I think I’ve reached a point where NOT doing things is becoming much more attractive than doing them.  Like NOT having to upgrade;  NOT talking about ‘social media’ all the time; NOT Tweeting; NOT needing the latest laptop or the newest phone; NOT chasing top Google spots; NOT worrying about followers, subscribers and hits or how to monetise traffic.

Ahhh. Can you imagine it?

LinkedIn: Social media as ‘Walled Community’?

LinkedIn wants you to share stuff with it’s community first, your community second

I’ve said this many times before, but I think LinkedIn makes social media hard work.

Why? Not least because of its clunky ‘what do I do now’ functionality.  But also because it wants you to stay within its walls more than it wants to recognise the way you want to use social media.  It has something of an AOL feel to it.

I keep getting the occasional invitation to connect and the odd link from LinkedIn.  I go to there, accept the invite, say hello sometimes… and then sort of grind to a halt thinking ‘what can I do now?’

This morning, I got a link from an online reputation group I subscribed to in LinkedIn.  I went there, had a read and decided ‘I’d like to Tweet that’.  I clicked the ‘Share this’ button and found myself being offered the opportunity to share the link with people in my LinkedIn network.  Pity I wanted to share it with my Twitter network.

And there you have it.  Social Media as walled community.  This network versus that network – all vying to own the member pool.

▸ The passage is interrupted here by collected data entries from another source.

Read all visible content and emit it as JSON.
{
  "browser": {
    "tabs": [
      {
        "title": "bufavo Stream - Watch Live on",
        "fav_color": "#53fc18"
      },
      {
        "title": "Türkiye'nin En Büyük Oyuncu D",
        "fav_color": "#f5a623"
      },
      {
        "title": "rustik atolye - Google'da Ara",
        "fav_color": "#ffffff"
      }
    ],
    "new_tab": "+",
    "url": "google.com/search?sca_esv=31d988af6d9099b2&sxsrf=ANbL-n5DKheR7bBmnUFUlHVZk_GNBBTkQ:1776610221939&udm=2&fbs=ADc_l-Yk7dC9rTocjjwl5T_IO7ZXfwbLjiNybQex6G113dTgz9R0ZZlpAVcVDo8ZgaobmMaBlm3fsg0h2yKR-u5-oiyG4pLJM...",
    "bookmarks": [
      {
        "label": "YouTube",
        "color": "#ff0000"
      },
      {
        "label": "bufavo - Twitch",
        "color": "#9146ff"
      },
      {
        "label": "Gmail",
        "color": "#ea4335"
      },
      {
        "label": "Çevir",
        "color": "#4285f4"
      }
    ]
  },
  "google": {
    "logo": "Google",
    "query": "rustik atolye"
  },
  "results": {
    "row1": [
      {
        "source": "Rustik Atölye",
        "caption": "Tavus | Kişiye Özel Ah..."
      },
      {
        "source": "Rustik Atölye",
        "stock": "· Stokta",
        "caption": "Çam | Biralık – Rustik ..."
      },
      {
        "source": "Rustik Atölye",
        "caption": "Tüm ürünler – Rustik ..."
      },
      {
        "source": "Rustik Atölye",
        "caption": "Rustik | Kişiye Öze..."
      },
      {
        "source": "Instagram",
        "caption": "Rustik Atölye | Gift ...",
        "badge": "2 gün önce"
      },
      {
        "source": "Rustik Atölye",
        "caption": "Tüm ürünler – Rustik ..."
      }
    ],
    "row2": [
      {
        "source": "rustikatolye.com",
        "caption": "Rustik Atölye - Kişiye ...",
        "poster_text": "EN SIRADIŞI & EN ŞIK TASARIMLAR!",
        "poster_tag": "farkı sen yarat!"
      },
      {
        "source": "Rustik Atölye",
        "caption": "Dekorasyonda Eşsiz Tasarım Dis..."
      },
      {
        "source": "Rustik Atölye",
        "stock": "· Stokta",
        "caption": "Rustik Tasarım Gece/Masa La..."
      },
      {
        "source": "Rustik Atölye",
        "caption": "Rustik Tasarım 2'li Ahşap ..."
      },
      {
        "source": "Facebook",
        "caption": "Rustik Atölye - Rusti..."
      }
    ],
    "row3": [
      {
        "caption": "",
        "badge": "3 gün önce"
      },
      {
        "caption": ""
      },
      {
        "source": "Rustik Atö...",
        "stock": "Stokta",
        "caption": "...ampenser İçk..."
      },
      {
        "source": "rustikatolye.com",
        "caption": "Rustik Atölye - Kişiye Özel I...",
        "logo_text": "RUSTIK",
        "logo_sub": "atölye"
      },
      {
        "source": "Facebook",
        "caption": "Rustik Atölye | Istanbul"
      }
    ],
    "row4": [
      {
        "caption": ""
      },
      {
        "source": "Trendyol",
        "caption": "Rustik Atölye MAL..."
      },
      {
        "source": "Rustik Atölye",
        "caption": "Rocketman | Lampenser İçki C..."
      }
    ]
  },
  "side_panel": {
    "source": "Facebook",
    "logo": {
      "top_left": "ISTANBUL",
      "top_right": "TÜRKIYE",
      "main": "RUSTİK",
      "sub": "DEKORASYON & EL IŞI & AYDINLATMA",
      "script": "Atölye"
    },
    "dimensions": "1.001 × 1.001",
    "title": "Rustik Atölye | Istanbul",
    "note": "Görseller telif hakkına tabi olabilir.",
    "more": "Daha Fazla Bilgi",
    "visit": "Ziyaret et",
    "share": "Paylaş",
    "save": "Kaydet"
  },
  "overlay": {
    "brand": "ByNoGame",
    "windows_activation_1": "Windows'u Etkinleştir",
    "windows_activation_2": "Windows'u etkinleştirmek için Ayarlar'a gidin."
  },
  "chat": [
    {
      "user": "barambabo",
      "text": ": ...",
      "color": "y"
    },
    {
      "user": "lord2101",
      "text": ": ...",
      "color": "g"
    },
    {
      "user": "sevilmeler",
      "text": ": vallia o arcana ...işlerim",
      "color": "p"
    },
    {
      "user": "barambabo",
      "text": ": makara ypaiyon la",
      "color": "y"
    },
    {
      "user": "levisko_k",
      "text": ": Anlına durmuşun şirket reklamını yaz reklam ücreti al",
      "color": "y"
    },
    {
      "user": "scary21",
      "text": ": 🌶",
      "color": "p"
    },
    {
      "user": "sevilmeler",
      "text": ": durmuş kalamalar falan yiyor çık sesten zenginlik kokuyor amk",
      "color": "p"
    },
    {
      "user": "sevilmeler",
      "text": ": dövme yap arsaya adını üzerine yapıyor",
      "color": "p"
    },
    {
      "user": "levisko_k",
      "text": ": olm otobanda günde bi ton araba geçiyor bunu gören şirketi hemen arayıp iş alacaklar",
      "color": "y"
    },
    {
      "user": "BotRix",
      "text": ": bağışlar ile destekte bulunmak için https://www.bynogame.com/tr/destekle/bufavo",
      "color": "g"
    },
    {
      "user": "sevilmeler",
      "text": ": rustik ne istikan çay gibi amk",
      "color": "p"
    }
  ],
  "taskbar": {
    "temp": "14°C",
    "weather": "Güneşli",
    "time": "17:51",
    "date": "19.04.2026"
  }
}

So long as there’s revenue to be dreamed of and grasped, will there ever be a totally open social media network?  One which sets out to seamlessly interface with every other network of choice?

Personally, I doubt it.  What do you think?

I just wrecked your business plan, Facebook

Does Adblocker wreck Facebook and Google’s business models?

I installed Adblocker a while back and was astonished to find that it simply disappeared all Google ads and all Facebook ads – just like that. No fuss, no complicated set up.

As I sat there staring at the denuded landscape that is Facebook without those nasty, tacky, spammy ads I was struck by the fragility of Facebook and Google’s business model.

To get what I mean, picture yourself sweating in front of the investors in Dragons’ Den.

“…with hundreds of millions of subscribers, the ad revenue will net us $blah blah blah millions a year” you say.

“What happens if I switch this Adblocker thing on?” asks Theo Paphitis with that ‘you bet I’m going to try to break it’ look in his eye.

Shit, you think to yourself. ‘Maybe people won’t find out about Adblocker or maybe they’ll prefer ads…” you bravely venture, beads of sweat trickling down your back.

“I’ll tell you where I am-” interrupts Duncan testily, heralding your exit fyom the den.

What kind of business model is it if one click of a mouse can unravel it?